CUDNN_STATUS_EXECUTION_FAILED only on P100 when trying to run tensorflow benchmarks

Hello,

I am trying to run the same benchmarks of tensorflow and cuDNN on our 3 nvidia cards:
M40,
K80 and P100

we have cuDNN5, cuda 8 end tensorflow1.0.0 for python3.

The bench I am trying to run can be found here:
https://github.com/soumith/convnet-benchmarks

While all the benckmaks run fine on the M40 and K80 cards, they all fail when I try to run them on the P100.

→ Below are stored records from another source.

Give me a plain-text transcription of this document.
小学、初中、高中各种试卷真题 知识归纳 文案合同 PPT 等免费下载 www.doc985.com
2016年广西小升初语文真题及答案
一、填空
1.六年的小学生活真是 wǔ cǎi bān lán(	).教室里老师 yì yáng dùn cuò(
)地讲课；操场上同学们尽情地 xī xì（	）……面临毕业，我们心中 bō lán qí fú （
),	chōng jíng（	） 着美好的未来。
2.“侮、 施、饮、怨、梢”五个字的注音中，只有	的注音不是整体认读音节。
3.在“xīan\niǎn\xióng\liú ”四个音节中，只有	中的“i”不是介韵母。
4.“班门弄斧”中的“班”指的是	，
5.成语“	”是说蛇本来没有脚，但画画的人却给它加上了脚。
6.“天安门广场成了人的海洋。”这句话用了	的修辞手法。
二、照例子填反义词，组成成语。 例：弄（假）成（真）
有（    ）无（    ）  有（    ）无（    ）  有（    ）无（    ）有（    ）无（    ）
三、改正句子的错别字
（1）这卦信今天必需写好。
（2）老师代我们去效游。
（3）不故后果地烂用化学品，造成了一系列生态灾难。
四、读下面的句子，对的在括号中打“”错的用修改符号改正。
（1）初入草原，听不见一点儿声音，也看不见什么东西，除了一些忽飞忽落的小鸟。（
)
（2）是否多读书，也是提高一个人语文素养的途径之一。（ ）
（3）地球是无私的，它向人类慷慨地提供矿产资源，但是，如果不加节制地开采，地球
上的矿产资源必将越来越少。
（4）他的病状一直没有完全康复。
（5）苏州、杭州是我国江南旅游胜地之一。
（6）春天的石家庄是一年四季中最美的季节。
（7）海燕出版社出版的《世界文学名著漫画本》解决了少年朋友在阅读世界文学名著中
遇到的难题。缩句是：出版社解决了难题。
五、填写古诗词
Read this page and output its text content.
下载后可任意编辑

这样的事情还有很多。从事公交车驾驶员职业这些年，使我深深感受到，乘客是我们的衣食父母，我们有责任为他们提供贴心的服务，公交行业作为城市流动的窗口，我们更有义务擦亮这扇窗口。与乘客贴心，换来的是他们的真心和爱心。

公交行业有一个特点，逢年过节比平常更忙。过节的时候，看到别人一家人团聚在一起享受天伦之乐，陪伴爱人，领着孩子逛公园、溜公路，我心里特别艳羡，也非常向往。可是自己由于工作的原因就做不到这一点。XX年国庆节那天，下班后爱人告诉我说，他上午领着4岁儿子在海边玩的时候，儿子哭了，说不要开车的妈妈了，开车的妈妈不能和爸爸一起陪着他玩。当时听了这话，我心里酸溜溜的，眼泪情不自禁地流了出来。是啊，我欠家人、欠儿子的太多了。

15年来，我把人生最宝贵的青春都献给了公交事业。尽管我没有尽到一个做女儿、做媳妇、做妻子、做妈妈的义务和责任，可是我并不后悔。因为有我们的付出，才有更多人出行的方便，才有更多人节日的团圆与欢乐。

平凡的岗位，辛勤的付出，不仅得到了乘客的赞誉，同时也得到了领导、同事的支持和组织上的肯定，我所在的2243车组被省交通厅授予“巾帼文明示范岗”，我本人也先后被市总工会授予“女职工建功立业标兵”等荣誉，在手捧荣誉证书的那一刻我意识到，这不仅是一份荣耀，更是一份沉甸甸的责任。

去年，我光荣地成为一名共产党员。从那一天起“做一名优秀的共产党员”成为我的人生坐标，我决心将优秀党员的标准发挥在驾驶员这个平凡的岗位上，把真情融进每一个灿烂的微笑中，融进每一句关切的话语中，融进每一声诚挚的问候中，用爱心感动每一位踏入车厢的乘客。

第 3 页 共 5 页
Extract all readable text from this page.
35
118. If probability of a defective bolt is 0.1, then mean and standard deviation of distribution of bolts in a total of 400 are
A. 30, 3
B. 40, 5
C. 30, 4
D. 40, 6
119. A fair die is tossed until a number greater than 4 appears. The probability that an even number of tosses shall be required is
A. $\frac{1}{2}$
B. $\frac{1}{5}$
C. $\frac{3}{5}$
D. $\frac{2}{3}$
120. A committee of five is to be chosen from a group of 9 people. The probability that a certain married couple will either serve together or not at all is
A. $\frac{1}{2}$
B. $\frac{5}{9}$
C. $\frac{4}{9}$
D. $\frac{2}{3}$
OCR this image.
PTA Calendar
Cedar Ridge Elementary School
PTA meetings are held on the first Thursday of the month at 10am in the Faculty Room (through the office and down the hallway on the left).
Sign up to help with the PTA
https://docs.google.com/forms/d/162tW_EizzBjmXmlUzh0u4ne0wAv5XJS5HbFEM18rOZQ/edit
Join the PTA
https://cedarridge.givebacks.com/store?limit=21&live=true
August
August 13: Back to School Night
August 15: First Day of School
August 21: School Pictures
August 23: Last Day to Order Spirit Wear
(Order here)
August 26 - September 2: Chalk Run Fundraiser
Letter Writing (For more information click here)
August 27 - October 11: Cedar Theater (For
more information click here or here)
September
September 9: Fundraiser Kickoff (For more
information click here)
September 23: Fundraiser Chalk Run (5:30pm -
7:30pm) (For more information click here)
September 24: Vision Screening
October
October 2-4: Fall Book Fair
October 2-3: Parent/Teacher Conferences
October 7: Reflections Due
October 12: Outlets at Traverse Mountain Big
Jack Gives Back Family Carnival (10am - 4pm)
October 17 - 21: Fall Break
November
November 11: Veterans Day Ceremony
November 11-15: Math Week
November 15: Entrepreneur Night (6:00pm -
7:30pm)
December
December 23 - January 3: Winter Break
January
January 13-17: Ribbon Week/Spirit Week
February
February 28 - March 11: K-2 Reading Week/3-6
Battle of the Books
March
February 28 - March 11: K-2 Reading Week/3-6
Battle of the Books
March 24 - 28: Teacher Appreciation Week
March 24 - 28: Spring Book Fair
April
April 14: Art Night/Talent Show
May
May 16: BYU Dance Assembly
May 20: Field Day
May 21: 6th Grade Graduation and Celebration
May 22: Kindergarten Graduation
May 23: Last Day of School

Here is the error message I get:

$ python3 benchmark_alexnet.py
I tensorflow/stream_executor/dso_loader.cc:135] successfully opened CUDA library libcurand.so.8.0 locally
I tensorflow/stream_executor/dso_loader.cc:135] successfully opened CUDA library libcuda.so.1 locally
I tensorflow/stream_executor/dso_loader.cc:135] successfully opened CUDA library libcufft.so.8.0 locally
I tensorflow/stream_executor/dso_loader.cc:135] successfully opened CUDA library libcudnn.so.5 locally
I tensorflow/stream_executor/dso_loader.cc:135] successfully opened CUDA library libcublas.so.8.0 locally
W tensorflow/core/platform/cpu_feature_guard.cc:45] The TensorFlow library wasn’t compiled to use AVX2 instructions, but these are available on your machine and could speed up CPU computations.
W tensorflow/core/platform/cpu_feature_guard.cc:45] The TensorFlow library wasn’t compiled to use FMA instructions, but these are available on your machine and could speed up CPU computations.
I tensorflow/core/common_runtime/gpu/gpu_device.cc:885] Found device 0 with properties:
name: Tesla P100-PCIE-16GB
major: 6 minor: 0 memoryClockRate (GHz) 0.405
pciBusID 0000:04:00.0
Total memory: 15.89GiB
Free memory: 15.61GiB
I tensorflow/core/common_runtime/gpu/gpu_device.cc:906] DMA: 0
I tensorflow/core/common_runtime/gpu/gpu_device.cc:916] 0: Y
I tensorflow/core/common_runtime/gpu/gpu_device.cc:975] Creating TensorFlow device (/gpu:0) -> (device: 0, name: Tesla P100-PCIE-16GB, pci bus id: 0000:04:00.0)
F tensorflow/stream_executor/cuda/cuda_dnn.cc:2001] failed to enqueue convolution on stream: CUDNN_STATUS_EXECUTION_FAILED

I have tested the cuDNN5 installation with the code samples provided here:
https://developer.nvidia.com/rdp/cudnn-archive

The test ran successfully.

Both my LD_LIBRARY_PATH and my PATH variable are set correctly.

What do you think could be the cause of this?
I may be something very basic…

I thank you in advance for any hint,

Regards,

Véronique